In the outpatient setting the reverse would be true. The proposed change to 4 doses daily could actually result in less reimbursement for the provider and greater inconvenience to the patient. This is a case where the priorities regarding drugs administered in the hospital setting may not apply when considering outpatient administration.

Finally, on a theoretical note, there may be an instance where the preferred dosing strategy of meropenem would be the higher doses given less frequently. Since the bacteriocidal concentrations of meropenem are typically 1-2 times the bacteriostatic concentrations, there could be a situation where a higher dose would achieve bacteriocidal levels and a lower dose would not, but this would certainly be difficult to determine under normal clinical situations. 

Editor's Note: Administration of meropenem infusions over 3 hours also improves the likelihood of maintenance of drug levels above the MIC of susceptible pathogens for at least 40-50% of the dosing interval. (2002 ICAAC Abstract A-1388).


1. Thompson KM, et al.
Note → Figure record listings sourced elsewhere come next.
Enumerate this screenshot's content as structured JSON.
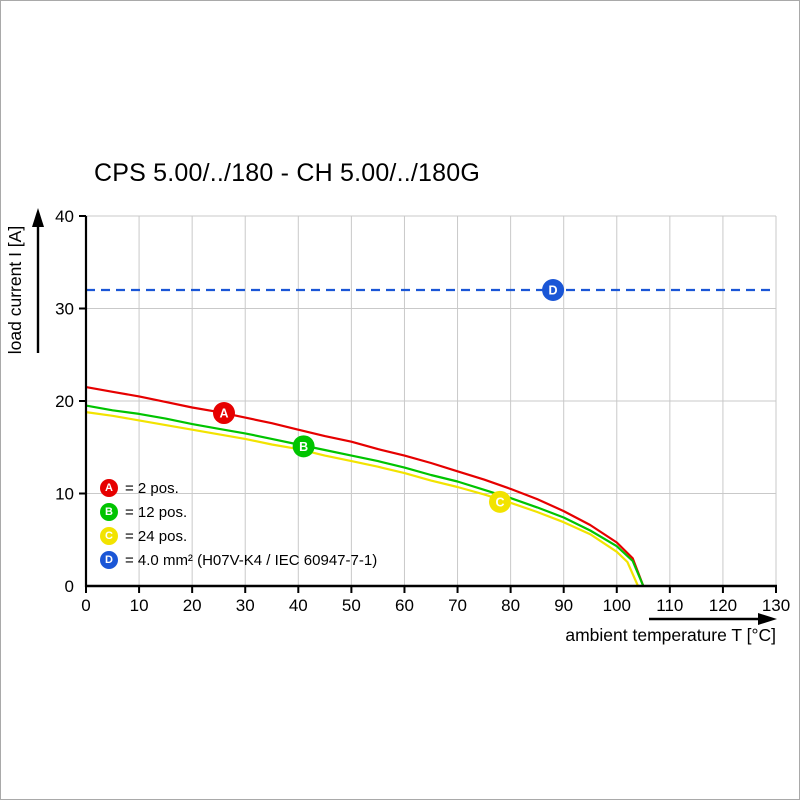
{
  "chart_data": {
    "type": "line",
    "title": "CPS 5.00/../180 - CH 5.00/../180G",
    "xlabel": "ambient temperature T [°C]",
    "ylabel": "load current I [A]",
    "xlim": [
      0,
      130
    ],
    "ylim": [
      0,
      40
    ],
    "xticks": [
      0,
      10,
      20,
      30,
      40,
      50,
      60,
      70,
      80,
      90,
      100,
      110,
      120,
      130
    ],
    "yticks": [
      0,
      10,
      20,
      30,
      40
    ],
    "grid": true,
    "grid_color": "#c9c9c9",
    "legend_position": "inside bottom-left",
    "series": [
      {
        "id": "A",
        "label": "= 2 pos.",
        "color": "#e60000",
        "dashed": false,
        "marker_at": {
          "x": 26,
          "y": 18.7
        },
        "points": [
          [
            0,
            21.5
          ],
          [
            5,
            21.0
          ],
          [
            10,
            20.5
          ],
          [
            15,
            19.9
          ],
          [
            20,
            19.3
          ],
          [
            25,
            18.8
          ],
          [
            30,
            18.2
          ],
          [
            35,
            17.6
          ],
          [
            40,
            16.9
          ],
          [
            45,
            16.2
          ],
          [
            50,
            15.6
          ],
          [
            55,
            14.8
          ],
          [
            60,
            14.1
          ],
          [
            65,
            13.3
          ],
          [
            70,
            12.4
          ],
          [
            75,
            11.5
          ],
          [
            80,
            10.5
          ],
          [
            85,
            9.4
          ],
          [
            90,
            8.1
          ],
          [
            95,
            6.6
          ],
          [
            100,
            4.7
          ],
          [
            103,
            3.0
          ],
          [
            105,
            0
          ]
        ]
      },
      {
        "id": "B",
        "label": "= 12 pos.",
        "color": "#00c400",
        "dashed": false,
        "marker_at": {
          "x": 41,
          "y": 15.1
        },
        "points": [
          [
            0,
            19.5
          ],
          [
            5,
            19.0
          ],
          [
            10,
            18.6
          ],
          [
            15,
            18.1
          ],
          [
            20,
            17.5
          ],
          [
            25,
            17.0
          ],
          [
            30,
            16.5
          ],
          [
            35,
            15.9
          ],
          [
            40,
            15.3
          ],
          [
            45,
            14.7
          ],
          [
            50,
            14.1
          ],
          [
            55,
            13.5
          ],
          [
            60,
            12.8
          ],
          [
            65,
            12.0
          ],
          [
            70,
            11.3
          ],
          [
            75,
            10.4
          ],
          [
            80,
            9.5
          ],
          [
            85,
            8.5
          ],
          [
            90,
            7.4
          ],
          [
            95,
            6.0
          ],
          [
            100,
            4.3
          ],
          [
            103,
            2.7
          ],
          [
            105,
            0
          ]
        ]
      },
      {
        "id": "C",
        "label": "= 24 pos.",
        "color": "#f2e300",
        "dashed": false,
        "marker_at": {
          "x": 78,
          "y": 9.1
        },
        "points": [
          [
            0,
            18.8
          ],
          [
            5,
            18.4
          ],
          [
            10,
            17.9
          ],
          [
            15,
            17.4
          ],
          [
            20,
            16.9
          ],
          [
            25,
            16.4
          ],
          [
            30,
            15.9
          ],
          [
            35,
            15.3
          ],
          [
            40,
            14.8
          ],
          [
            45,
            14.1
          ],
          [
            50,
            13.5
          ],
          [
            55,
            12.9
          ],
          [
            60,
            12.2
          ],
          [
            65,
            11.4
          ],
          [
            70,
            10.7
          ],
          [
            75,
            9.9
          ],
          [
            80,
            9.0
          ],
          [
            85,
            8.0
          ],
          [
            90,
            6.9
          ],
          [
            95,
            5.6
          ],
          [
            100,
            3.7
          ],
          [
            102,
            2.6
          ],
          [
            104,
            0
          ]
        ]
      },
      {
        "id": "D",
        "label": "= 4.0 mm² (H07V-K4 / IEC 60947-7-1)",
        "color": "#1a56d6",
        "dashed": true,
        "marker_at": {
          "x": 88,
          "y": 32
        },
        "points": [
          [
            0,
            32
          ],
          [
            130,
            32
          ]
        ]
      }
    ]
  }
}
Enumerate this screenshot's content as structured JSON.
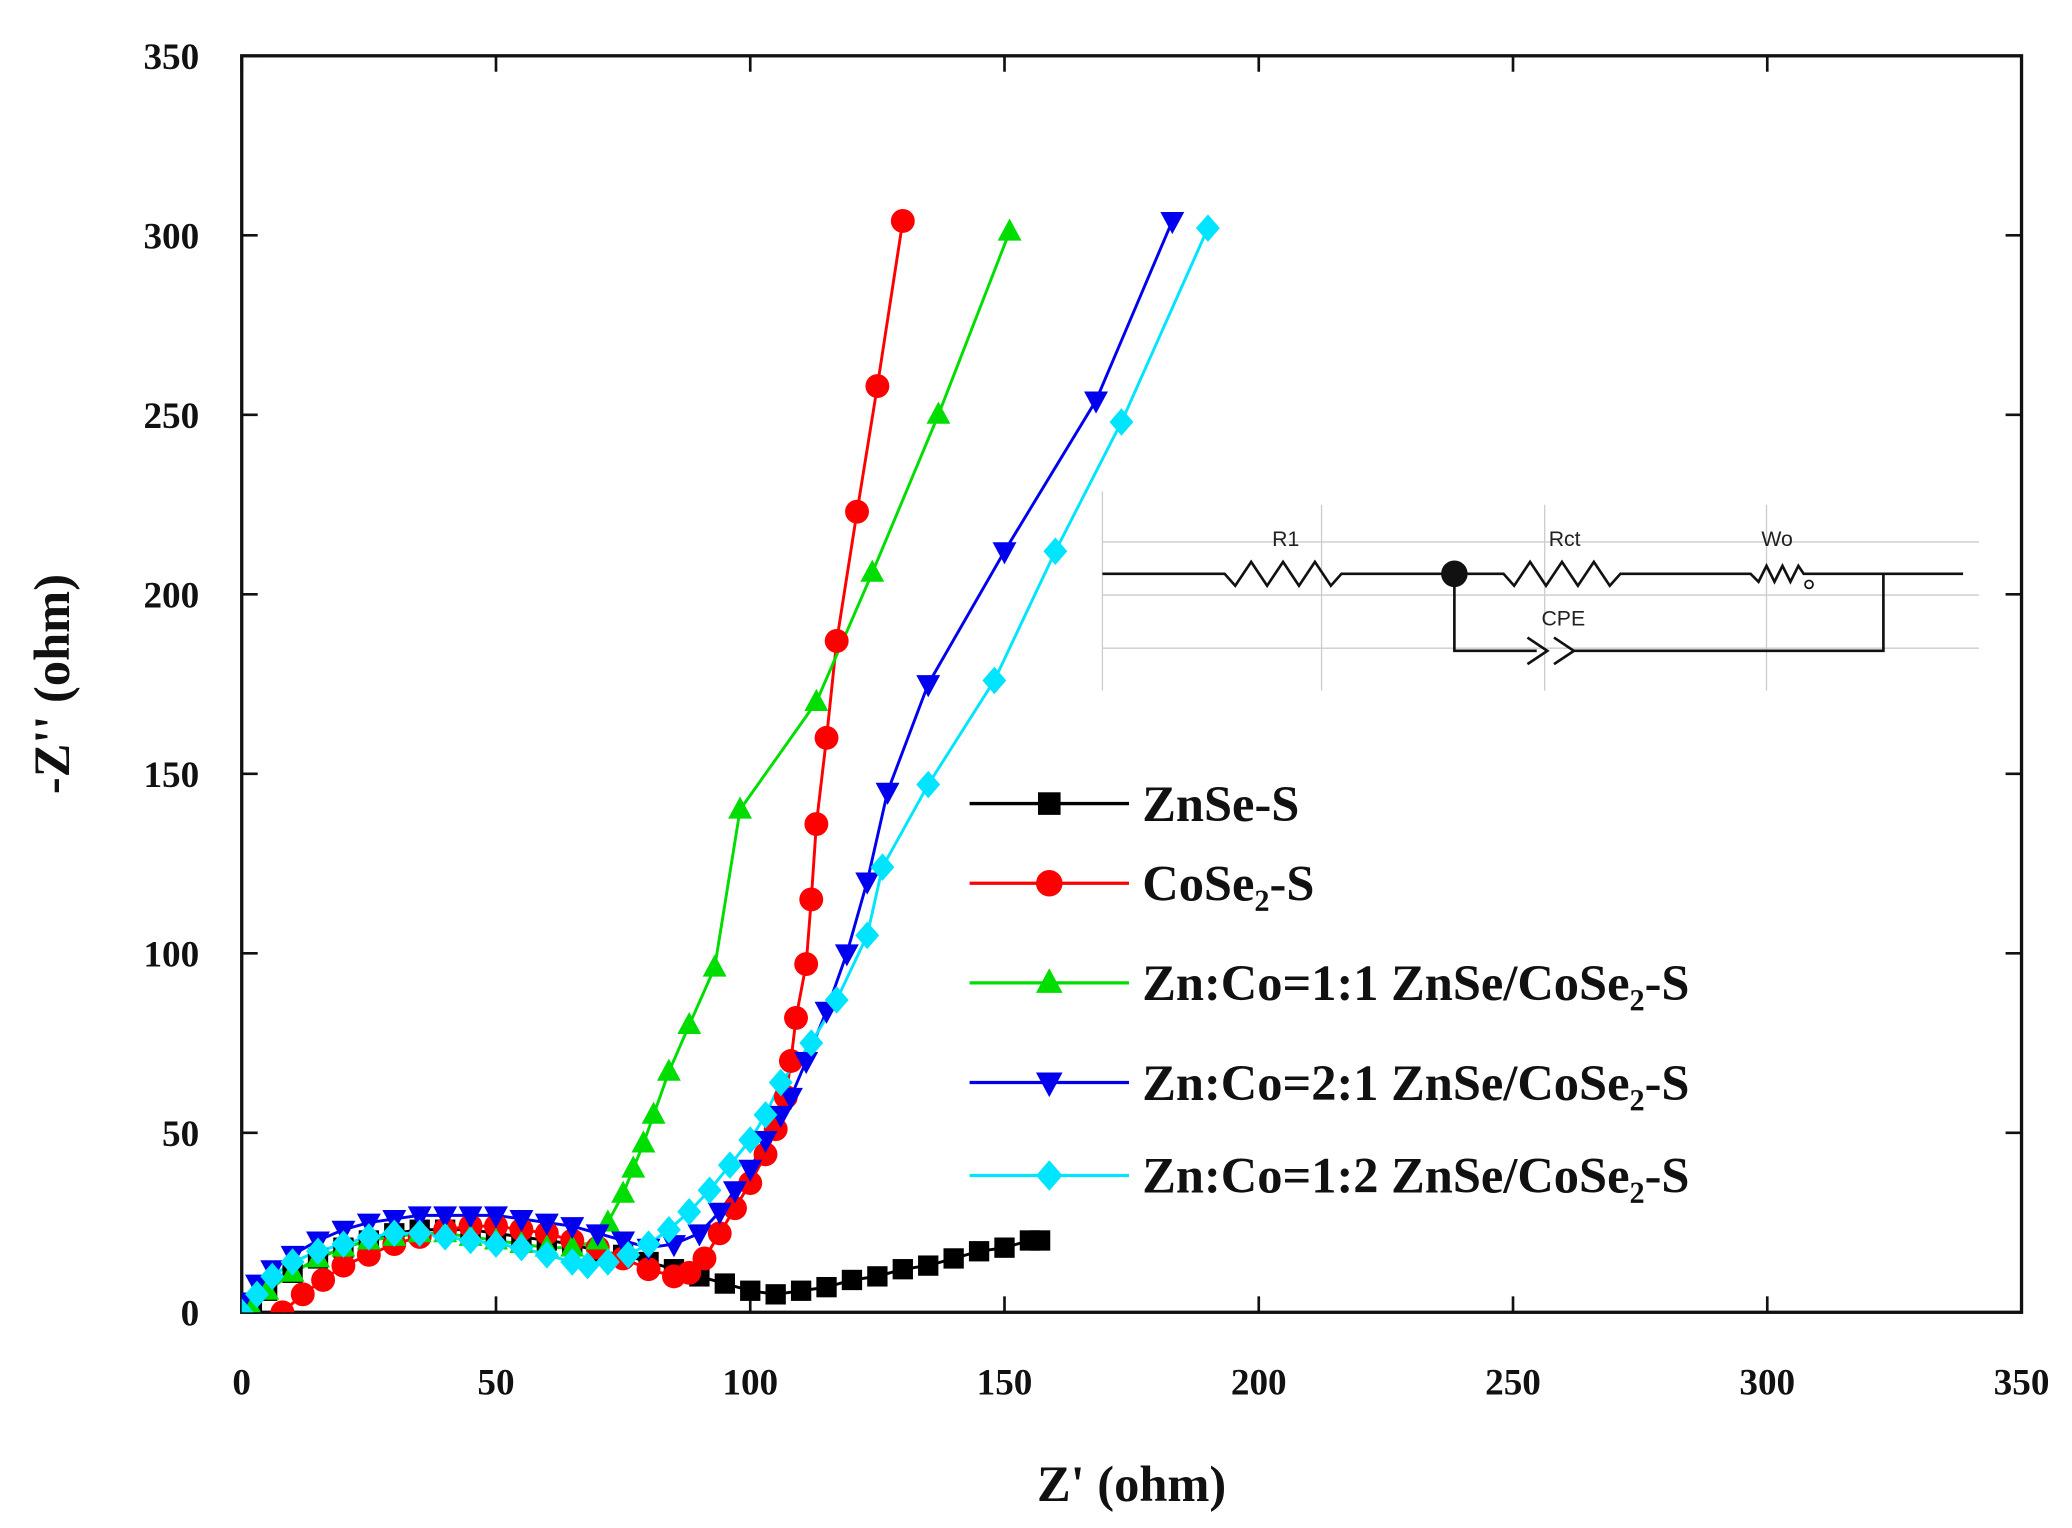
{
  "chart_data": {
    "type": "line",
    "x_label": "Z' (ohm)",
    "y_label": "-Z'' (ohm)",
    "xlim": [
      0,
      350
    ],
    "xticks": [
      0,
      50,
      100,
      150,
      200,
      250,
      300,
      350
    ],
    "ylim": [
      0,
      350
    ],
    "yticks": [
      0,
      50,
      100,
      150,
      200,
      250,
      300,
      350
    ],
    "annotations": [
      "R1",
      "Rct",
      "Wo",
      "CPE"
    ],
    "series": [
      {
        "name": "ZnSe-S",
        "color": "#000000",
        "marker": "square",
        "x": [
          2,
          5,
          10,
          15,
          20,
          25,
          30,
          35,
          40,
          45,
          50,
          55,
          60,
          65,
          70,
          75,
          80,
          85,
          90,
          95,
          100,
          105,
          110,
          115,
          120,
          125,
          130,
          135,
          140,
          145,
          150,
          155,
          157
        ],
        "values": [
          1,
          6,
          11,
          15,
          18,
          20,
          22,
          23,
          23,
          23,
          22,
          21,
          20,
          19,
          17,
          16,
          14,
          12,
          10,
          8,
          6,
          5,
          6,
          7,
          9,
          10,
          12,
          13,
          15,
          17,
          18,
          20,
          20
        ]
      },
      {
        "name": "CoSe₂-S",
        "color": "#ff0000",
        "marker": "circle",
        "x": [
          8,
          12,
          16,
          20,
          25,
          30,
          35,
          40,
          45,
          50,
          55,
          60,
          65,
          70,
          75,
          80,
          85,
          88,
          91,
          94,
          97,
          100,
          103,
          105,
          107,
          108,
          109,
          111,
          112,
          113,
          115,
          117,
          121,
          125,
          130
        ],
        "values": [
          0,
          5,
          9,
          13,
          16,
          19,
          21,
          23,
          24,
          24,
          23,
          22,
          20,
          18,
          15,
          12,
          10,
          11,
          15,
          22,
          29,
          36,
          44,
          51,
          60,
          70,
          82,
          97,
          115,
          136,
          160,
          187,
          223,
          258,
          304
        ]
      },
      {
        "name": "Zn:Co=1:1 ZnSe/CoSe₂-S",
        "color": "#00dd00",
        "marker": "triangle-up",
        "x": [
          2,
          5,
          10,
          15,
          20,
          25,
          30,
          35,
          40,
          45,
          50,
          55,
          60,
          65,
          70,
          72,
          75,
          77,
          79,
          81,
          84,
          88,
          93,
          98,
          113,
          124,
          137,
          151
        ],
        "values": [
          1,
          6,
          11,
          15,
          18,
          20,
          21,
          22,
          22,
          21,
          20,
          19,
          18,
          18,
          20,
          25,
          33,
          40,
          47,
          55,
          67,
          80,
          96,
          140,
          170,
          206,
          250,
          301
        ]
      },
      {
        "name": "Zn:Co=2:1 ZnSe/CoSe₂-S",
        "color": "#0000ee",
        "marker": "triangle-down",
        "x": [
          0,
          3,
          6,
          10,
          15,
          20,
          25,
          30,
          35,
          40,
          45,
          50,
          55,
          60,
          65,
          70,
          75,
          80,
          85,
          90,
          94,
          97,
          100,
          103,
          106,
          108,
          111,
          115,
          119,
          123,
          127,
          135,
          150,
          168,
          183
        ],
        "values": [
          3,
          8,
          12,
          16,
          20,
          23,
          25,
          26,
          27,
          27,
          27,
          27,
          26,
          25,
          24,
          22,
          20,
          18,
          19,
          22,
          28,
          34,
          40,
          48,
          55,
          60,
          70,
          84,
          100,
          120,
          145,
          175,
          212,
          254,
          304
        ]
      },
      {
        "name": "Zn:Co=1:2 ZnSe/CoSe₂-S",
        "color": "#00e5ff",
        "marker": "diamond",
        "x": [
          0,
          3,
          6,
          10,
          15,
          20,
          25,
          30,
          35,
          40,
          45,
          50,
          55,
          60,
          65,
          68,
          72,
          76,
          80,
          84,
          88,
          92,
          96,
          100,
          103,
          106,
          112,
          117,
          123,
          126,
          135,
          148,
          160,
          173,
          190
        ],
        "values": [
          0,
          5,
          10,
          14,
          17,
          19,
          21,
          22,
          22,
          21,
          20,
          19,
          18,
          16,
          14,
          13,
          14,
          16,
          19,
          23,
          28,
          34,
          41,
          48,
          55,
          64,
          75,
          87,
          105,
          124,
          147,
          176,
          212,
          248,
          302
        ]
      }
    ]
  }
}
Monte Carlo techniques for quantitation uncertainty analysis in public health risk assessments. Risk Anal. 1992;12:53-63.

2. Estes L. Review of pharmacokinetics and pharmacodynamics of antimicrobial agents. Mayo Clin Proc. 1998; 73:1114-1122.

3. Wysocki M, et al. Continuous versus intermittent infusion of vancomycin in severe staphylococcal infections: Prospective multicenter randomized study. Antimicrob Agents Chemother. 2001;45:2460-2467.

4. Klepser ME, et al. Comparison of bactericidal activities of intermittent and continuous infusion dosing of vancomycin against methicillin-resistant Staphylococcus aureus and Enterococcus faecalis. Pharmacotherapy. 1998;18:1069-1074.

5. Di Filippo A, et al. Continuous infusion of vancomycin in methicillin-resistant staphylococcus infection. Chemotherapy. 1998;44:63-68.

6. Pawlotsky F, et al. Constant rate infusion of vancomycin in premature neonates: A new dosage schedule. Br J Clin Pharmacol. 1998;46:163-167.

Dr. Schleis is Director of Pharmacy Services Infectious Limited Tacoma, WA Section Editor, Pharmacology.